What is extremely common in TV or movies but almost never happens in real life?

honest q:

what is the purpose of ledges (beyond being decorative)?

I’ve seen it maybe five times, so I don’t think it really fits here, like so many.

In my late teens, I was involved in emptying the apartment of an elderly relative who had died in the living room floor and wasn’t found until decomposition had done a number on the corpse.

The smell in the apartment was something I’ll never forget (and I’ve done plenty of dirty jobs since, being a tanner, hunter etc.). It felt like the extremely intense wall of death stench would literally go through you, standing in the hallway.

Squeeze the nastiest hangover dump and peek into the bowl, or take a deep breath over a large dumpster broiling in midsummer heat, and they are NOTHING compared to the semi-sealed death stench off a decomposing human.

Ordinary people committing first-degree premeditated murder for one reason or another and then calmly going on with their lives as though nothing has happened. (Until they slip up in front of someone like Columbo, of course.)

I’ve often wondered what is the ratio of fictional to real-life murders, at least the kind that require clever detective work to solve.

Columbo-type murder mysteries are somewhat of a special case, though, being a sort of a formulaic whodunnit play where realism is obviously even less of a goal than in many other genres.

Here you go.

… Which is why they’re on TV.

Just saw it again today: someone has to identify a dead body (well, they only show the head) and although they are visibly moved because they’re close, they say : never seen that person in my life.

Back when large buildings had openable windows (mostly pre-WWII construction), ledges allowed the occupants to open the windows a little for ventilation without worrying about rain coming in. Not open all the way, and not in a heavy or wind-driven rain. Ledges also provide some shade at certain times of day when you don’t want the sun glaring into your eyes.

When I was a kid we once took a two week vacation in the summer. My mom checked everything…or so she thought. She’d forgotten the potatoes stored under the kitchen sink. There was a heat wave while we were gone, and, man, that smelled close to rotten corpse.

I was visiting a friend in my old neighborhood, and the sign on the school had a notice that neighborhood Christmas displays would be judged the next night. Quite a change from 20 years ago, when we strung some lights along the eaves, put a wreath on the door, and called it good!

Rex Stout had Nero Wolfe and Inspector cramer say it best- 9 murders out of ten are best solved by Cramer and police procedures.

Police procedures, outside of gang killings-

  1. Look at the spouse or significant other.
  2. Who benefits?
  3. Collect evidence

Most murders the police have a pretty good idea of who did it to start (well, sometimes it is “some rival drug gang” but exactly who is often at doubt then).

Dead seals on a beach have about the same stench. Oddly rotting herbivores dont smell as nasty- altho certainly it is really bad smell.

Prisons are full of ordinary people who decided to murder their wife/ parent/ business partner for money, or revenge, or because it’s simpler than a divorce. It isn’t all that rare.

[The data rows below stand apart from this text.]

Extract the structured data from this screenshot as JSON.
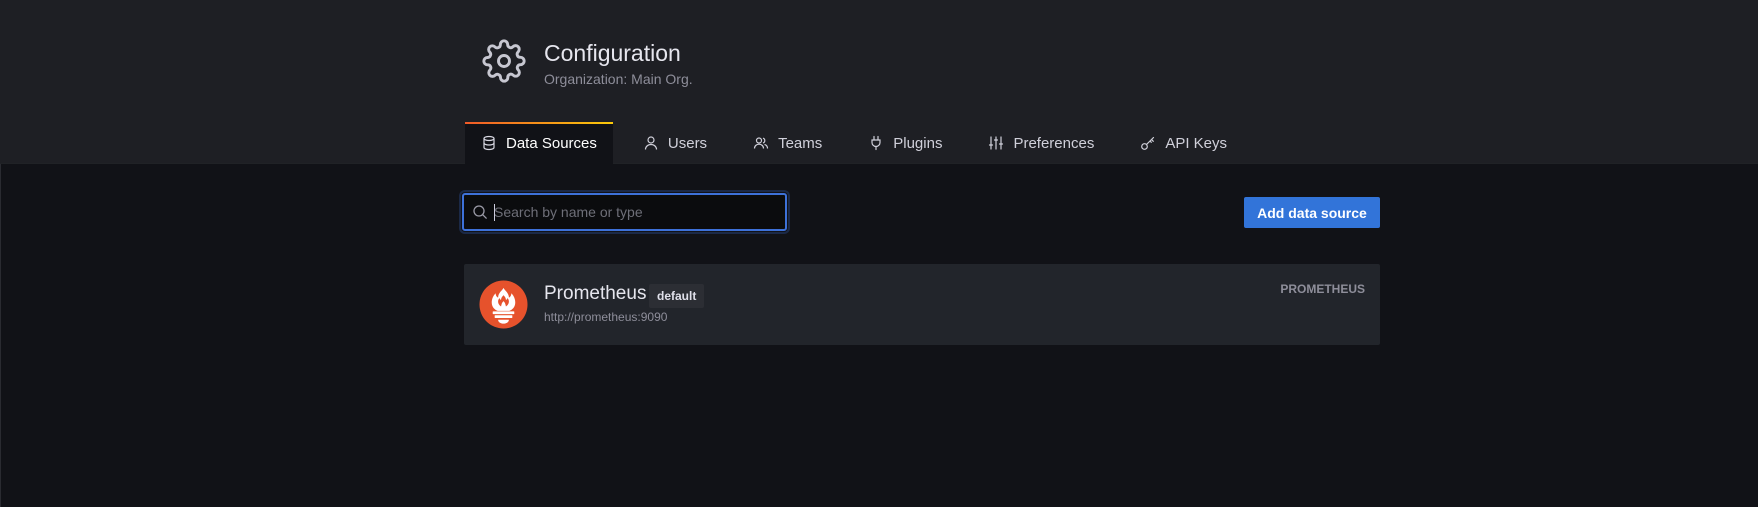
{
  "header": {
    "title": "Configuration",
    "subtitle": "Organization: Main Org.",
    "icon": "gear-icon"
  },
  "tabs": [
    {
      "label": "Data Sources",
      "icon": "database-icon",
      "active": true
    },
    {
      "label": "Users",
      "icon": "user-icon",
      "active": false
    },
    {
      "label": "Teams",
      "icon": "users-icon",
      "active": false
    },
    {
      "label": "Plugins",
      "icon": "plug-icon",
      "active": false
    },
    {
      "label": "Preferences",
      "icon": "sliders-icon",
      "active": false
    },
    {
      "label": "API Keys",
      "icon": "key-icon",
      "active": false
    }
  ],
  "search": {
    "placeholder": "Search by name or type",
    "value": ""
  },
  "actions": {
    "add_label": "Add data source"
  },
  "datasources": [
    {
      "name": "Prometheus",
      "badge": "default",
      "url": "http://prometheus:9090",
      "type": "PROMETHEUS",
      "logo": "prometheus-logo"
    }
  ],
  "colors": {
    "accent_blue": "#3274d9",
    "tab_gradient_start": "#f05a28",
    "tab_gradient_end": "#fbca0a",
    "prometheus_orange": "#e6522c"
  }
}
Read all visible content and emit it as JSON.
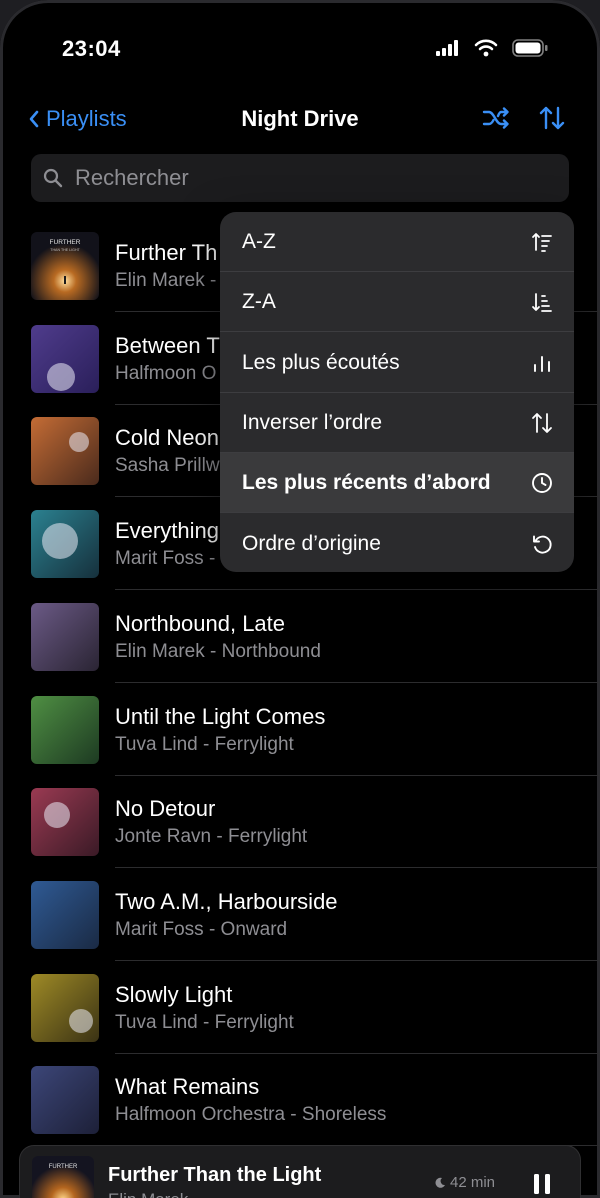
{
  "status_bar": {
    "time": "23:04"
  },
  "nav": {
    "back_label": "Playlists",
    "title": "Night Drive"
  },
  "search": {
    "placeholder": "Rechercher"
  },
  "tracks": [
    {
      "title": "Further Th",
      "subtitle": "Elin Marek -",
      "art_colors": [
        "#1a1b24",
        "#3b2a1a"
      ]
    },
    {
      "title": "Between T",
      "subtitle": "Halfmoon O",
      "art_colors": [
        "#4f3c8c",
        "#2a1f5a"
      ]
    },
    {
      "title": "Cold Neon",
      "subtitle": "Sasha Prillw",
      "art_colors": [
        "#c46c35",
        "#4a2a1c"
      ]
    },
    {
      "title": "Everything",
      "subtitle": "Marit Foss -",
      "art_colors": [
        "#2b8190",
        "#16303c"
      ]
    },
    {
      "title": "Northbound, Late",
      "subtitle": "Elin Marek - Northbound",
      "art_colors": [
        "#6b5a86",
        "#2a2433"
      ]
    },
    {
      "title": "Until the Light Comes",
      "subtitle": "Tuva Lind - Ferrylight",
      "art_colors": [
        "#4f8f43",
        "#1d3a22"
      ]
    },
    {
      "title": "No Detour",
      "subtitle": "Jonte Ravn - Ferrylight",
      "art_colors": [
        "#9a3a52",
        "#3a1a26"
      ]
    },
    {
      "title": "Two A.M., Harbourside",
      "subtitle": "Marit Foss - Onward",
      "art_colors": [
        "#2f5a94",
        "#1a2a44"
      ]
    },
    {
      "title": "Slowly Light",
      "subtitle": "Tuva Lind - Ferrylight",
      "art_colors": [
        "#9e8a26",
        "#3a3214"
      ]
    },
    {
      "title": "What Remains",
      "subtitle": "Halfmoon Orchestra - Shoreless",
      "art_colors": [
        "#3c4678",
        "#1d2038"
      ]
    }
  ],
  "sort_menu": {
    "items": [
      {
        "label": "A-Z",
        "icon": "sort-ascending-icon"
      },
      {
        "label": "Z-A",
        "icon": "sort-descending-icon"
      },
      {
        "label": "Les plus écoutés",
        "icon": "bar-chart-icon"
      },
      {
        "label": "Inverser l’ordre",
        "icon": "reverse-order-icon"
      },
      {
        "label": "Les plus récents d’abord",
        "icon": "clock-icon",
        "selected": true
      },
      {
        "label": "Ordre d’origine",
        "icon": "undo-icon"
      }
    ]
  },
  "art_text": {
    "line1": "FURTHER",
    "line2": "THAN THE LIGHT"
  },
  "now_playing": {
    "title": "Further Than the Light",
    "subtitle": "Elin Marek",
    "timer": "42 min"
  },
  "colors": {
    "accent": "#3a8ff5",
    "background": "#000000",
    "menu": "#2b2b2d"
  }
}
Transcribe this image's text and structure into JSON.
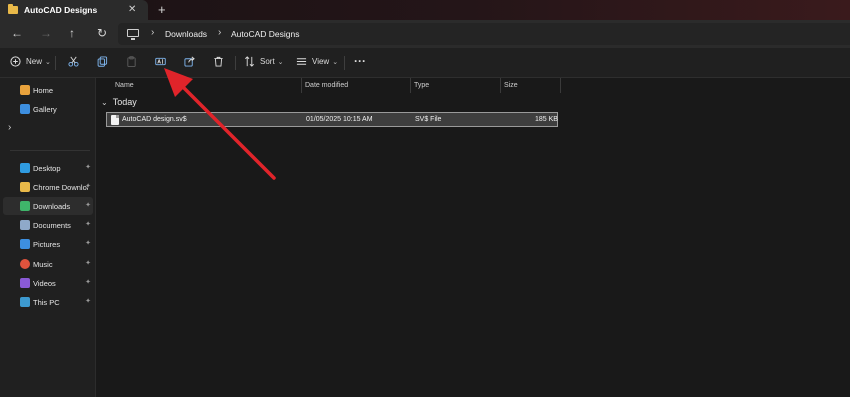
{
  "window": {
    "tab_title": "AutoCAD Designs",
    "tab_close": "✕",
    "new_tab": "+"
  },
  "nav": {
    "back": "←",
    "forward": "→",
    "up": "↑",
    "refresh": "↻"
  },
  "address": {
    "sep": "›",
    "crumbs": [
      "Downloads",
      "AutoCAD Designs"
    ]
  },
  "toolbar": {
    "new_label": "New",
    "sort_label": "Sort",
    "view_label": "View",
    "more": "···",
    "chevron": "⌄",
    "icons": [
      "new-icon",
      "cut-icon",
      "copy-icon",
      "paste-icon",
      "rename-icon",
      "share-icon",
      "delete-icon",
      "sort-icon",
      "view-icon",
      "more-icon"
    ]
  },
  "sidebar": {
    "expand": "›",
    "pin": "📌",
    "top_items": [
      {
        "label": "Home",
        "icon": "home-icon",
        "color": "#e8a23c"
      },
      {
        "label": "Gallery",
        "icon": "gallery-icon",
        "color": "#3d8fe0"
      }
    ],
    "items": [
      {
        "label": "Desktop",
        "icon": "desktop-icon",
        "color": "#2f9be0"
      },
      {
        "label": "Chrome Downloads",
        "icon": "folder-icon",
        "color": "#e9b949"
      },
      {
        "label": "Downloads",
        "icon": "download-icon",
        "color": "#3fb56a"
      },
      {
        "label": "Documents",
        "icon": "documents-icon",
        "color": "#8fa9c9"
      },
      {
        "label": "Pictures",
        "icon": "pictures-icon",
        "color": "#3d8fe0"
      },
      {
        "label": "Music",
        "icon": "music-icon",
        "color": "#e0533d"
      },
      {
        "label": "Videos",
        "icon": "videos-icon",
        "color": "#8a5ad6"
      },
      {
        "label": "This PC",
        "icon": "pc-icon",
        "color": "#3d9ad0"
      }
    ],
    "selected": "Downloads"
  },
  "file_list": {
    "columns": [
      "Name",
      "Date modified",
      "Type",
      "Size"
    ],
    "group": "Today",
    "group_chevron": "⌄",
    "rows": [
      {
        "name": "AutoCAD design.sv$",
        "date": "01/05/2025 10:15 AM",
        "type": "SV$ File",
        "size": "185 KB"
      }
    ]
  },
  "colors": {
    "annotation_arrow": "#e0242a",
    "selected_row_border": "#9a9a9a"
  }
}
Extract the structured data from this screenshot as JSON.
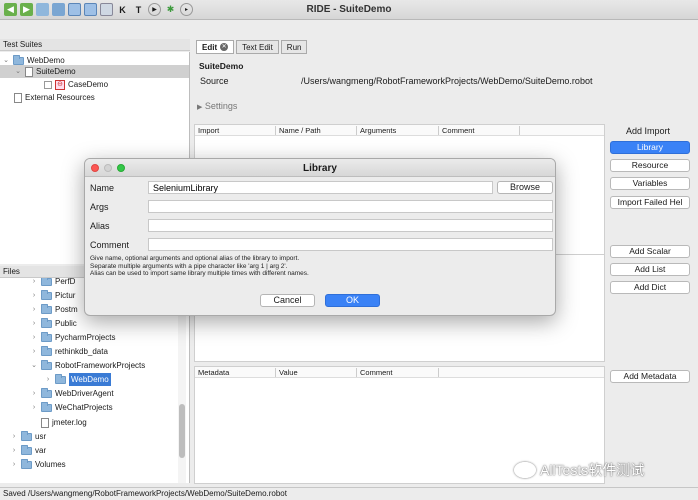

Fascist and Communist countries are full of security police, who will happily chat with you about art and literature, then put a bullet in the back of your head, then go home to hug their wives and play with their children. The idea that homicide is unconditionally evil is an artifact of modern culture.

It isn’t that murders are uncommon, it’s that the murderers themselves are affected so little. The real-life murderers shown on, e.g., Forensic Files are almost always free of remorse. No matter how much they claim to be innocent, the thing that bothers them most is that they got caught.

I don’t expect career criminals to feel guilt, but the average Joe or Josephine who schemes to whack someone? I can’t help wondering what goes on in their mind.

If I murdered someone in cold blood, it would haunt me the rest of my life regardless of how much I detested them. No way could I embark on a new life like that accountant who murdered his entire family and then went on the run to create a whole new identity.

Well, that’s because you’re not a sociopath.

It’s fun to daydream and come up with elaborate plans to get away with different crimes. But then I realize that I just don’t have that sociopathic streak that would allow me to look innocent by going about my life.

“Look, Mommy, that man walking down the street is crying, and hitting his head on the buildings…”
“Oh, Billy, don’t worry about him. He probably just murdered a criminal with a Rube Goldberg device that’ll never lead back to him… now come along, Billy, and don’t stare. It’s rude.”

People do it all the time in TV shows and movies, that’s the point. Far more than in real life, I would hope.

Just tonight I just had someone do that while they were jaywalking in front of my car while stuck in traffic leaving Leavenworth, WA. Or, rather, they failed twice before kinda succeeding the third time. I think they had been drinking.